Enzymes are proteins which catalyse chemical reactions selectively as part of essential life processes such as digestion, respiration and metabolism in organisms. For centuries, human beings have exploited the impressive catalytic efficiency of these ubiquitous biomolecules for food processing, especially in the preparation of beer, wine, cheese and bread. Enzymes are generally extracted from edible plants and the tissues of animals. Certain enzymes also are produced by microorganisms like bacteria, yeasts, and fungi. Rennet, for instance, is a natural enzyme mixture from the stomach of calves and other domestic animals that has been used in the preparation of cheese. The industrial revolution also contributed to the growth of the enzyme industry particularly in applications like baking, beverages, brewing and dairy products. Additionally, enzymes also find applications in detergents, leather, textile pulp, and paper industries. A recent survey on world sales of enzymes ascribes 31% for food enzymes, 6% for feed enzymes and the remaining for technical enzymes.1
Some of the enzymes generally employed in food industry are listed below:
Alpha-amylase: It is used to solubilize the carbohydrates found in barley and other cereals used in brewing.
Beta-glucanase: Breakdown of glucans in malt and and other materials
Lipase: Used to shorten the time for cheese ripening. It is employed in the production of enzyme-modified cheese/butter from cheese curd or butterfat.
Papain: It is widely used as a meat tenderizer.
Chymosin: Helps in the curdling of milk by breaking down kappa-caseins in cheese making.
Microbial proteases: Used in the production of fish meals, meat extracts, texturized proteins, etc.
Pectinase: Treatment of fruit pulp to facilitate juice extraction. It also helps in the clarification and filtration of fruit juice.

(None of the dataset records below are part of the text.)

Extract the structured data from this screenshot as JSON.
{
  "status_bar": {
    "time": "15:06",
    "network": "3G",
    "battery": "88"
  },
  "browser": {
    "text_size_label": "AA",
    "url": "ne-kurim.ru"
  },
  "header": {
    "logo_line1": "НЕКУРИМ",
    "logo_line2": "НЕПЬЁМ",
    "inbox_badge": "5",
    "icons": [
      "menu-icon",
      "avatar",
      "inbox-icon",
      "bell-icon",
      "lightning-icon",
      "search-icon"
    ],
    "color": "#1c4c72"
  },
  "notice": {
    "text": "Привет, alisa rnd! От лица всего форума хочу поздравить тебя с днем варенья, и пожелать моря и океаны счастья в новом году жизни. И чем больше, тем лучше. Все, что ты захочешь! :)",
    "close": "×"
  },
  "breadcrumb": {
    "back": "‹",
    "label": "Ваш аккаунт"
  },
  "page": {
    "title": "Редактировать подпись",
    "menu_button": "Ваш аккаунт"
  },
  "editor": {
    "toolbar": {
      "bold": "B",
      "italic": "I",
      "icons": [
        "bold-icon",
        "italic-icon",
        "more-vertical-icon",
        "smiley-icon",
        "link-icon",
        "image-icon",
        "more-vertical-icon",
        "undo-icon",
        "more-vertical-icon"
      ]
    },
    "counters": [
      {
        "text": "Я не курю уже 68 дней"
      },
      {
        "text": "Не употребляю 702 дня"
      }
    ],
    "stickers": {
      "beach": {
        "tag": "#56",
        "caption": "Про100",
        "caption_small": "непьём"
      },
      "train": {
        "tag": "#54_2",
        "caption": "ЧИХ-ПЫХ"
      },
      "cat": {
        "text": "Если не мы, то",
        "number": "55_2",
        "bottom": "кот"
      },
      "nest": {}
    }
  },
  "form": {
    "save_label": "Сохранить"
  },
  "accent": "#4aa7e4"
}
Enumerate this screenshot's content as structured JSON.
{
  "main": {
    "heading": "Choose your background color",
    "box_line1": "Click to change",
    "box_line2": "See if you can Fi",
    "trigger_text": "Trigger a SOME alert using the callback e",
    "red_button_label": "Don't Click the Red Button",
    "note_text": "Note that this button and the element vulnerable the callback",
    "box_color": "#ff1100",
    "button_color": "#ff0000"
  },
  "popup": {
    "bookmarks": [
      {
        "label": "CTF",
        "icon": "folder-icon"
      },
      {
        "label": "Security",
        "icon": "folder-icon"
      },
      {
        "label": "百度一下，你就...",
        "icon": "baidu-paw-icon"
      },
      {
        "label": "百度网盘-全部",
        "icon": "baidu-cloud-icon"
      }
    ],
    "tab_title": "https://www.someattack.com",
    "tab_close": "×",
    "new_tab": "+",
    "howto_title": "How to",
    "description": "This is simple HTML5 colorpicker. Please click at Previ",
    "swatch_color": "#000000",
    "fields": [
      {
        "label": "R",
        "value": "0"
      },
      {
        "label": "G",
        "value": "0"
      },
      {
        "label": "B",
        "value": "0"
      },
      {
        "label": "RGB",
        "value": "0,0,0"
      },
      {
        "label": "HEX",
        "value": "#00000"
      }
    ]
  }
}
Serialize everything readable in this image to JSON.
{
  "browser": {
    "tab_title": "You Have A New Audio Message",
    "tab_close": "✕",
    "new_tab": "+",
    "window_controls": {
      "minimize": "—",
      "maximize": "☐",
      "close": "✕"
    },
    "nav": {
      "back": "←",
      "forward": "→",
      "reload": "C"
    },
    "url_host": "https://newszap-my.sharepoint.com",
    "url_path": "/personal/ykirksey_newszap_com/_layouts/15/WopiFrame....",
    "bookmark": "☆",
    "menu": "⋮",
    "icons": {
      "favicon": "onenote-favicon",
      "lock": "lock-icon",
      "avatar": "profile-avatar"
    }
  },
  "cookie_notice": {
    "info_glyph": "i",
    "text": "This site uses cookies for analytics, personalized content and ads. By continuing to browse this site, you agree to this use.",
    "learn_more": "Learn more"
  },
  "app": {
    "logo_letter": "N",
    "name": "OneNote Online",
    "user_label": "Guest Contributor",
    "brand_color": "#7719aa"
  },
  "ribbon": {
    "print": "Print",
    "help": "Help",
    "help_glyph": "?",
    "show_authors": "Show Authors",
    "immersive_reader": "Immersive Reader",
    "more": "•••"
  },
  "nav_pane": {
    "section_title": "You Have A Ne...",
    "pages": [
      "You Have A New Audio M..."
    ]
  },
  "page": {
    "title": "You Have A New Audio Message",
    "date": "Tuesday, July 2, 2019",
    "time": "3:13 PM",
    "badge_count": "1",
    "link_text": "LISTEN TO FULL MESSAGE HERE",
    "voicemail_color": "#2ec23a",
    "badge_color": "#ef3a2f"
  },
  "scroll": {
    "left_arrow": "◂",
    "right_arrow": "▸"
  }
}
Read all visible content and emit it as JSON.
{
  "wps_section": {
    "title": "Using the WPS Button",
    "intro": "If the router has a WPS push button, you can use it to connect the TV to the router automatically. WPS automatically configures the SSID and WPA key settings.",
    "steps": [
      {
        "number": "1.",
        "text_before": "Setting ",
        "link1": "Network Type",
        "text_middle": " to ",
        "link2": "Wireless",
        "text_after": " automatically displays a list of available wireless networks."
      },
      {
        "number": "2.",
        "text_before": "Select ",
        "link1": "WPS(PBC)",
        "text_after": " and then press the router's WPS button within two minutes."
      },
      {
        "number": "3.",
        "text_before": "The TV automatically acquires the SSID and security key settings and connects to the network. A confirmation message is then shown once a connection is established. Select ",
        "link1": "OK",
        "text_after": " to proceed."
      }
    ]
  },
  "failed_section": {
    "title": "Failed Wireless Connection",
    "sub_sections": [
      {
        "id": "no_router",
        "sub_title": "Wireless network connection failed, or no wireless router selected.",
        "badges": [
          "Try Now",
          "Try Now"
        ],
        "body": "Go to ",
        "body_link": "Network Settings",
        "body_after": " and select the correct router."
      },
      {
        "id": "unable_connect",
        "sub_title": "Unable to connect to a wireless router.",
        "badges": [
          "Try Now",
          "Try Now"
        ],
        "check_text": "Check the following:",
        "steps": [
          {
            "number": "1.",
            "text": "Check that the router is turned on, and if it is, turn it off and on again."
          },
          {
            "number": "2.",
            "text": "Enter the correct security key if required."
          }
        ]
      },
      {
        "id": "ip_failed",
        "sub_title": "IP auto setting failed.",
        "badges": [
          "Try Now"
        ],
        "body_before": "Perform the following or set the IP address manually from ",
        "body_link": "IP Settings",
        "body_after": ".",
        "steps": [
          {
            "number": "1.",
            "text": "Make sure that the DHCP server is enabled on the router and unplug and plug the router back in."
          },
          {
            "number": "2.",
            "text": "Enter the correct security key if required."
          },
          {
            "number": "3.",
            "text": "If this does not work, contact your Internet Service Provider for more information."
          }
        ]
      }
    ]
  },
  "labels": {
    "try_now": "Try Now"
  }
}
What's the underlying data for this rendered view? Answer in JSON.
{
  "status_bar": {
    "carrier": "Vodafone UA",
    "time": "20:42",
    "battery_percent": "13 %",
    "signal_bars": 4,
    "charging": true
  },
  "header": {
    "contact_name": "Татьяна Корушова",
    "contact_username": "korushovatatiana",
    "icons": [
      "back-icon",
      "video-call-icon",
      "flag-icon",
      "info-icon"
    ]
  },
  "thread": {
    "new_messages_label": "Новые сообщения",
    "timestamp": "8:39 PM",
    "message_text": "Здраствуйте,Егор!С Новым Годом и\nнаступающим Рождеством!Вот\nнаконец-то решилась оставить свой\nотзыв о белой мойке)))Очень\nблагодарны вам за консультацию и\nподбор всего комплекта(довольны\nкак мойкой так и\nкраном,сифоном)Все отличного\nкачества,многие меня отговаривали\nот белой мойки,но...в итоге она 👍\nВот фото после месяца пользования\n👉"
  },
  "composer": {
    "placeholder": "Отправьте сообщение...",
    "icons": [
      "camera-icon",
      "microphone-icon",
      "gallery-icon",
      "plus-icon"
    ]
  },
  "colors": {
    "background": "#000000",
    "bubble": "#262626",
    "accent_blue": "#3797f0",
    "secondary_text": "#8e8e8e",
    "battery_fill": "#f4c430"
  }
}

Lactase: Additive for dairy products for individuals lacking lactase.
Glucose oxidase: Conversion of glucose to gluconic acid to prevent Maillard reaction (reaction that gives browned food a particular flavor) in products caused by high heat used in dehydration.
Cellulase: Conversion of cellulose waste to fermentable feedstock for ethanol or single-cell protein production.
Classes of Enzymes:
Depending on the types of reaction they catalyse, enzymes are broadly classified inot six major categories as shown in Scheme1.
Chemical Reaction Catalyzed
Oxidation-reduction in which oxygen and hydrogen are gained or lost
Transfer of functional groups, such as an amino group, acetyl group, or phosphate group
Hydrolysis (addition of water)
Removal of groups of atoms without hydrolysis
Rearrangement of atoms within a molecule
Joining of two molecules (in presence of ATP)
Proteases in Food Industry:
Proteases are protein-hydrolysing enzymes which belong to the class “hydrolases”. They are involved in breaking long protein chains into shorter fragments by splitting the peptide bonds that link amino acid residues. Those which break the terminal amino acids from the protein chain are called exopeptidases (Eg: carboxypeptidase A) whereas, those which attack internal peptide bonds of a protein are called endopeptidases (Eg: trypsin). These enzymes are involved in a multitude of physiological reactions from simple digestion of food proteins to highly regulated biological processes like the blood-clotting cascade. Certain proteases have been used in food processing for centuries. Rennet (mainly chymosin), obtained from the fourth stomach (abomasum) of unweaned calves, has been used traditionally in the production of cheese. Similarly, papain from the leaves and unripe fruit of Carica papaya has been used to tenderise meat.
Rennet and Milk Coagulation
The role of rennet in cheese making specifically involves the hydrolysis of a specific peptide linkage, between phenylalanine and methionine residues (-Phe105-Met106-) in the kappa-casein protein present in milk. There are four major types of casein molecules in milk, viz., alpha-s1, alpha-s2, beta and kappa. The alpha and beta caseins are hydrophobic proteins that are readily precipitated by calcium but kappa casein is not calcium-precipitable. The caseins self-associate into micelles in which the alpha and beta caseins are kept from precipitating by their interactions with kappa casein. In essence, kappa casein normally keeps the majority of milk protein soluble and prevents it from spontaneously coagulating. Chymosin proteolytically cuts and inactivates kappa casein. This destabilizes the micellar structure and the calcium-insoluble caseins precipitate, forming a curd (Fig 1).2
Calf rennet, consisting of mainly chymosin with a small but variable proportion of pepsin, is a relatively expensive enzyme and various attempts have been made to find cheaper alternatives from microbial sources. These have ultimately proved to be successful and microbial rennets are used for about 70% of USA cheese and 33% of cheese production world-wide.
In summary, enzymes have been widely employed in various food and related industries for centuries. Their specificity and mild reaction conditions make them ideal candidates for a wide variety of food products like wine, juices, cheese and other dairy products. Of particular importance are the protein-breaking enzymes, viz., proteases, which are employed in cheese making and meat tenderizing applications.